Bezirk Hannover. Nur noch drei Spieltage in der Fußball-Bezirksliga – die entscheidende Phase ist eingeläutet! Abstiegskampf bester Güte herrscht am Sonntag (15 Uhr) am Haarweg in Lachem, wenn die SV-Fußballer zum Kreisderby gegen den TSV Bisperode auflaufen.

veröffentlicht am 15.05.2015 um 16:55 Uhr
aktualisiert am 27.10.2016 um 08:41 Uhr

Beiden Mannschaften steht das Wasser bis zum Hals. Mit dem direkten Abstieg haben zwar beide Vereine nichts mehr zu tun, aber in die ungeliebte Relegation des Tabellen-13. gegen die Vizemeister der Kreise Hameln-Pyrmont und Holzminden will keiner der beiden Kontrahenten.

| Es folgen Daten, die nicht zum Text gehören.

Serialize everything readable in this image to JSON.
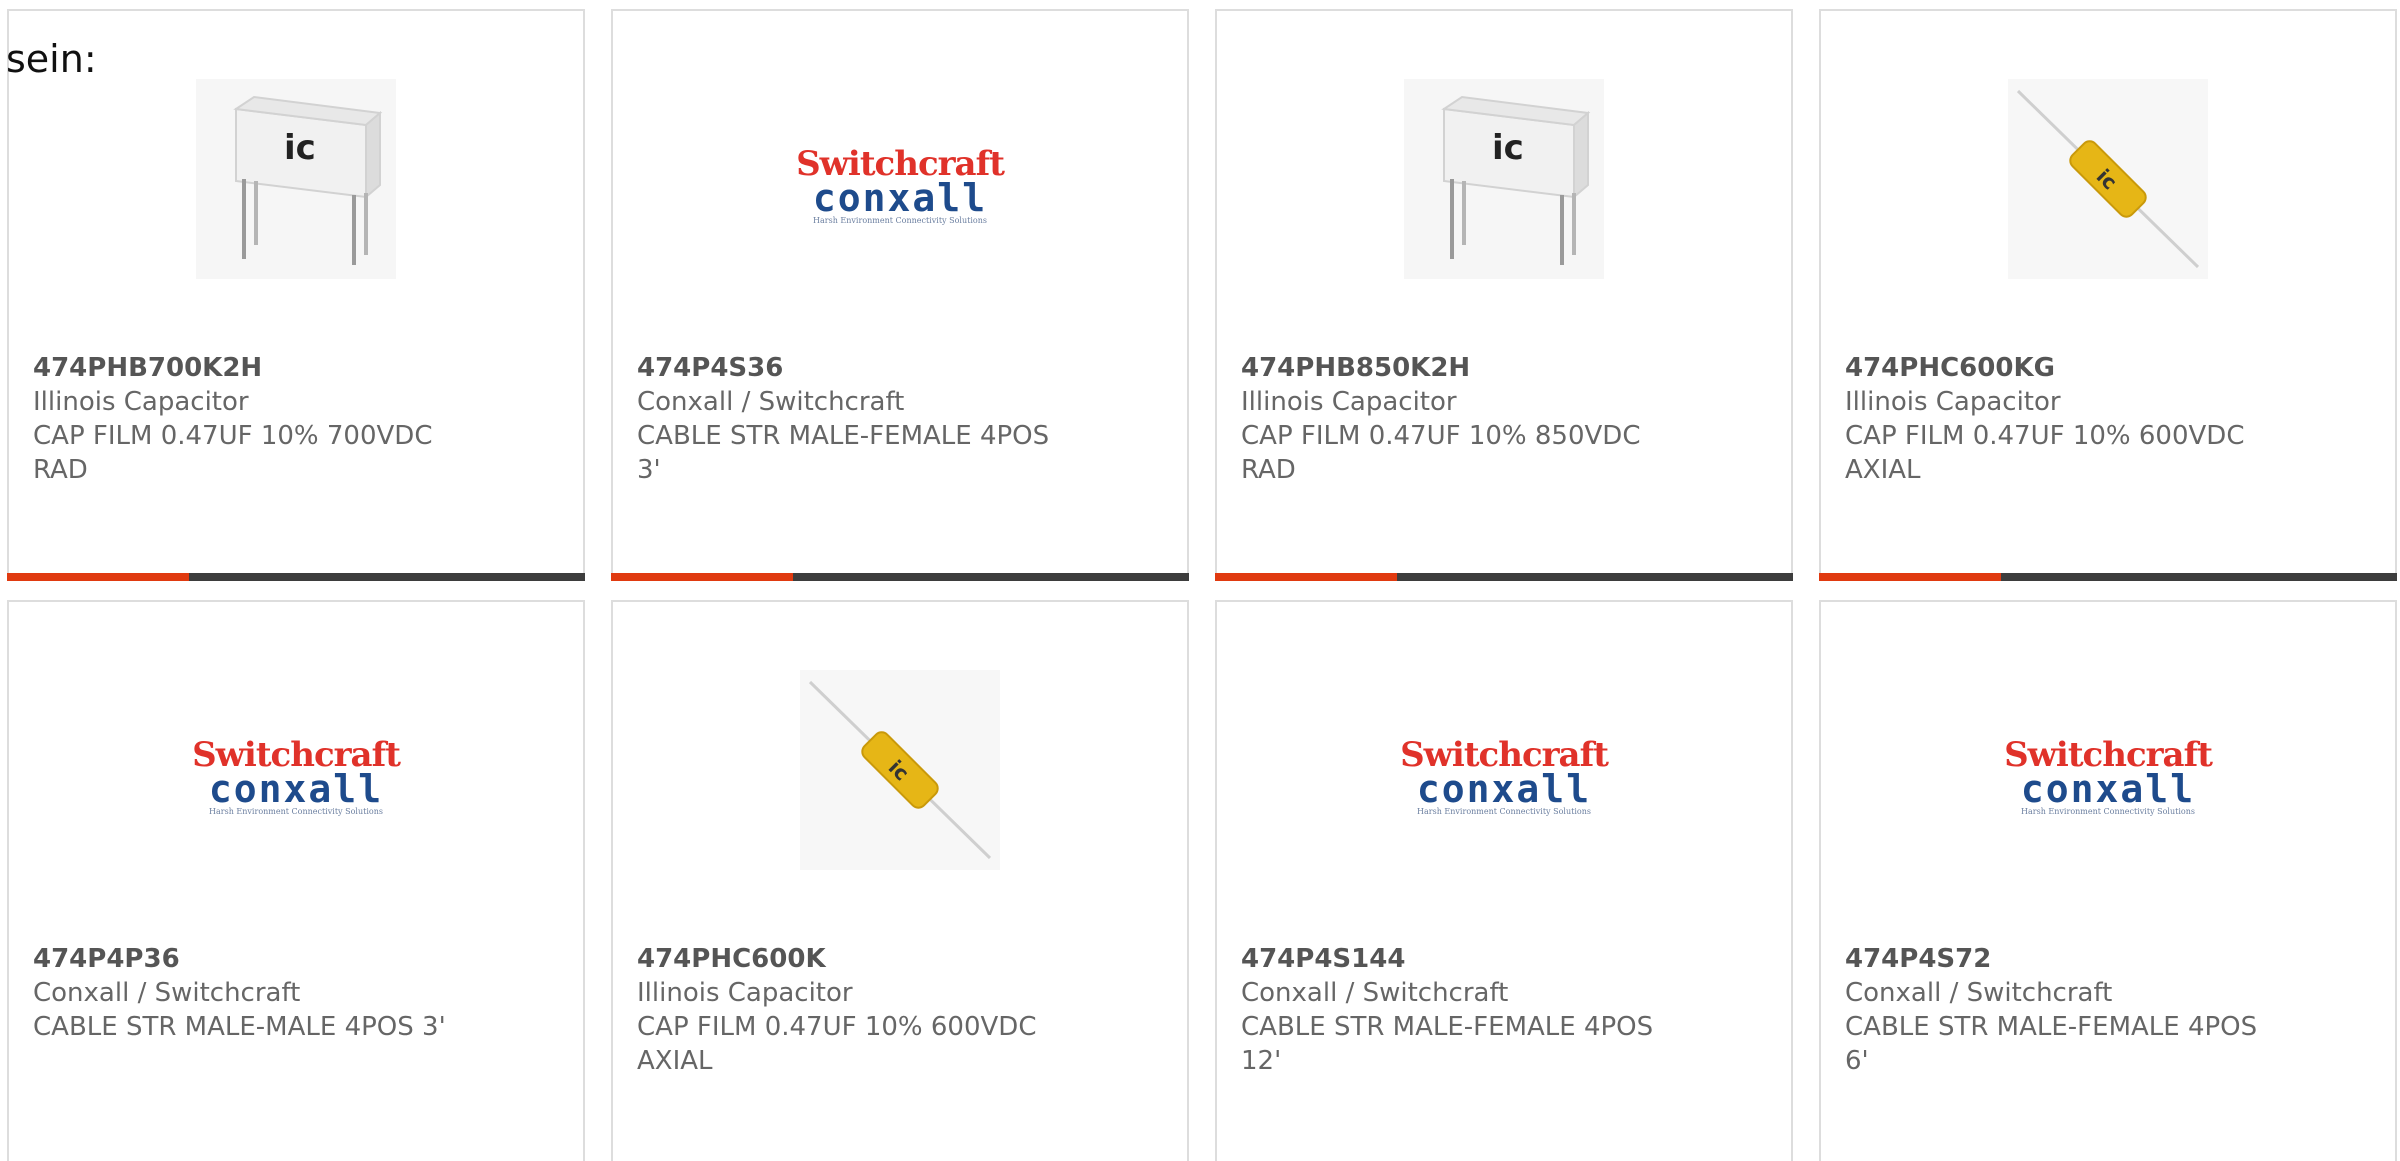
{
  "leading_text": "sein:",
  "logo": {
    "top": "Switchcraft",
    "bottom": "conxall",
    "tagline": "Harsh Environment Connectivity Solutions"
  },
  "colors": {
    "accent": "#e03a10",
    "bar": "#3d3d3d",
    "border": "#dddddd",
    "text": "#666666"
  },
  "products": [
    {
      "part_number": "474PHB700K2H",
      "manufacturer": "Illinois Capacitor",
      "desc1": "CAP FILM 0.47UF 10% 700VDC",
      "desc2": "RAD",
      "image": "radial-film-capacitor-image"
    },
    {
      "part_number": "474P4S36",
      "manufacturer": "Conxall / Switchcraft",
      "desc1": "CABLE STR MALE-FEMALE 4POS",
      "desc2": "3'",
      "image": "switchcraft-conxall-logo"
    },
    {
      "part_number": "474PHB850K2H",
      "manufacturer": "Illinois Capacitor",
      "desc1": "CAP FILM 0.47UF 10% 850VDC",
      "desc2": "RAD",
      "image": "radial-film-capacitor-image"
    },
    {
      "part_number": "474PHC600KG",
      "manufacturer": "Illinois Capacitor",
      "desc1": "CAP FILM 0.47UF 10% 600VDC",
      "desc2": "AXIAL",
      "image": "axial-film-capacitor-image"
    },
    {
      "part_number": "474P4P36",
      "manufacturer": "Conxall / Switchcraft",
      "desc1": "CABLE STR MALE-MALE 4POS 3'",
      "desc2": "",
      "image": "switchcraft-conxall-logo"
    },
    {
      "part_number": "474PHC600K",
      "manufacturer": "Illinois Capacitor",
      "desc1": "CAP FILM 0.47UF 10% 600VDC",
      "desc2": "AXIAL",
      "image": "axial-film-capacitor-image"
    },
    {
      "part_number": "474P4S144",
      "manufacturer": "Conxall / Switchcraft",
      "desc1": "CABLE STR MALE-FEMALE 4POS",
      "desc2": "12'",
      "image": "switchcraft-conxall-logo"
    },
    {
      "part_number": "474P4S72",
      "manufacturer": "Conxall / Switchcraft",
      "desc1": "CABLE STR MALE-FEMALE 4POS",
      "desc2": "6'",
      "image": "switchcraft-conxall-logo"
    }
  ]
}
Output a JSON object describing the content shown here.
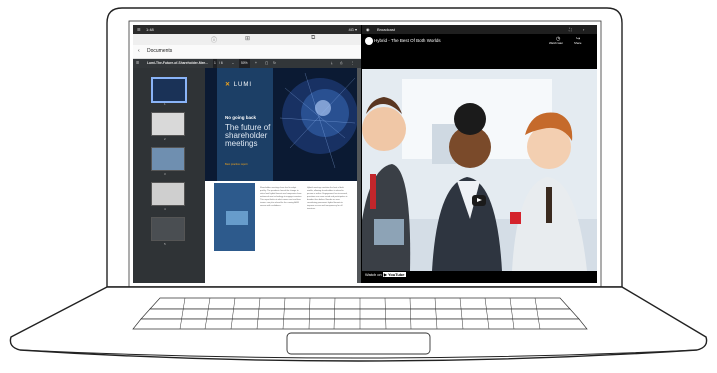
{
  "left_app": {
    "status_time": "1:48",
    "status_right": "4G ▾",
    "address_icons": [
      "info-icon",
      "grid-icon",
      "copy-icon"
    ],
    "back_label": "Documents",
    "pdf_filename": "Lumi-The-Future-of-Shareholder-Mee...",
    "page_indicator": "1",
    "page_total": "/ 6",
    "zoom": "50%",
    "thumb_numbers": [
      "1",
      "2",
      "3",
      "4",
      "5"
    ],
    "cover": {
      "brand": "LUMI",
      "line1": "No going back",
      "title": "The future of shareholder meetings",
      "subtitle": "Best practice report"
    },
    "para_left": "Shareholder meetings have had to adapt quickly. The pandemic forced the change to virtual and hybrid formats and companies have embraced new technology to engage investors. This report looks at what comes next and how issuers can plan ahead for the coming AGM season with confidence.",
    "para_right": "Hybrid meetings combine the best of both worlds, allowing shareholders to attend in person or online. Engagement has increased, questions are more varied and participation is broader than before. Boards are now considering permanent hybrid formats to improve access and transparency for all investors."
  },
  "right_app": {
    "header_label": "Broadcast",
    "video_title": "Hybrid - The Best Of Both Worlds",
    "watch_later_label": "Watch later",
    "share_label": "Share",
    "watch_on_label": "Watch on",
    "youtube_label": "YouTube"
  }
}
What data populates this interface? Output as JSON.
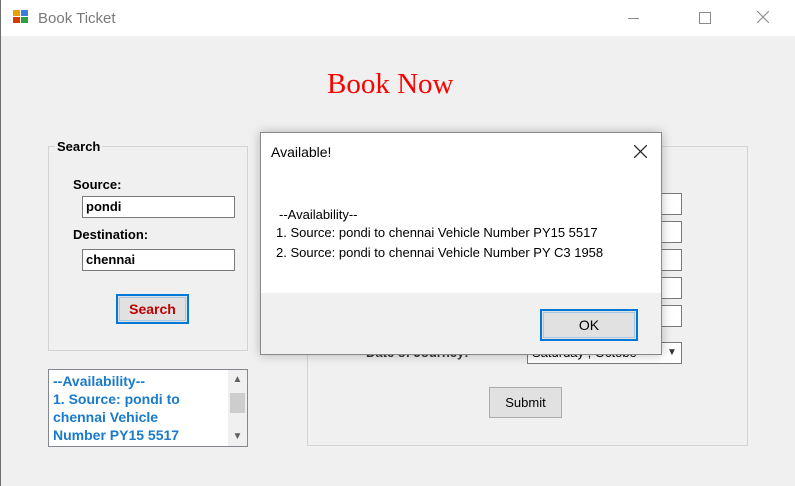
{
  "window": {
    "title": "Book Ticket",
    "icon": "app-icon"
  },
  "main": {
    "heading": "Book Now",
    "heading_color": "#ff0000"
  },
  "search": {
    "group_title": "Search",
    "source_label": "Source:",
    "source_value": "pondi",
    "destination_label": "Destination:",
    "destination_value": "chennai",
    "search_button": "Search",
    "search_button_color": "#c00000"
  },
  "availability_list": {
    "lines": [
      "--Availability--",
      "1. Source: pondi to",
      "chennai Vehicle",
      "Number PY15 5517"
    ],
    "text_color": "#1a7acb"
  },
  "booking": {
    "date_label": "Date of Journey:",
    "date_value": "Saturday ,  Octobe",
    "submit_button": "Submit"
  },
  "dialog": {
    "title": "Available!",
    "header_line": "--Availability--",
    "lines": [
      "1. Source: pondi to chennai Vehicle Number PY15 5517",
      "2. Source: pondi to chennai Vehicle Number PY C3 1958"
    ],
    "ok_button": "OK",
    "accent_color": "#0078d7"
  }
}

Deshalb gilt die Parole „Verlieren verboten“!

Lachems Trainer Tarik Önelcin erwartet zwar einen offenen Schlagabtausch mit Haken und Ösen, geht aber mit klaren Vorstellungen in die Partie: „Wir haben es in der Hand und es gibt keine Ausreden.“ Er hätte auch keine, denn selbst personell sind bis auf den Gelb-gesperrten Marco Elias alle Mann an Bord. Beim TSV fällt mit Benjamin Dreier ebenfalls nur ein gesperrter Akteur aus. So kommt der TSV keinesfalls als Punktelieferant, sondern eher mit breiter Brust aus dem Ostkreis an die Humme. Schließlich kassierte die Mannschaft von Trainer Werner Brennecke in den letzten sechs Begegnungen (2:3 in Holzminden) nur eine Niederlage. Ähnlich wie Tarek Önelcin schätzt auch Bisperodes Pressesprecher Thilo Becker die Lage ein: „Wer in den Zweikämpfen Vorteile hat, wird wohl auch das Spiel gewinnen.“

Im zweiten Kreisduell hat das Abstiegsgespenst überhaupt nichts zu suchen. Denn für den MTSV Aerzen geht es gegen die SSG Halvestorf am Sonntag (15 Uhr) am Veilchenberg zwingend um drei Punkte, wenn man sich nicht schon frühzeitig mit dem dritten Tabellenplatz anfreunden will. Allzu große Hoffnungen hegt Aerzens Pressesprecher Karsten Hoppe vor dem Derby nicht: „Ich wäre mit einem Punkt zufrieden.“ Wohl auch, weil Trainer Uwe Filla kaum mehr als eine Rumpftruppe zur Verfügung steht. Seine Verletztenliste ist lang, und dazu sitzt mit Dominic Meyer einer seiner Leistungsträger noch eine Sperre ab.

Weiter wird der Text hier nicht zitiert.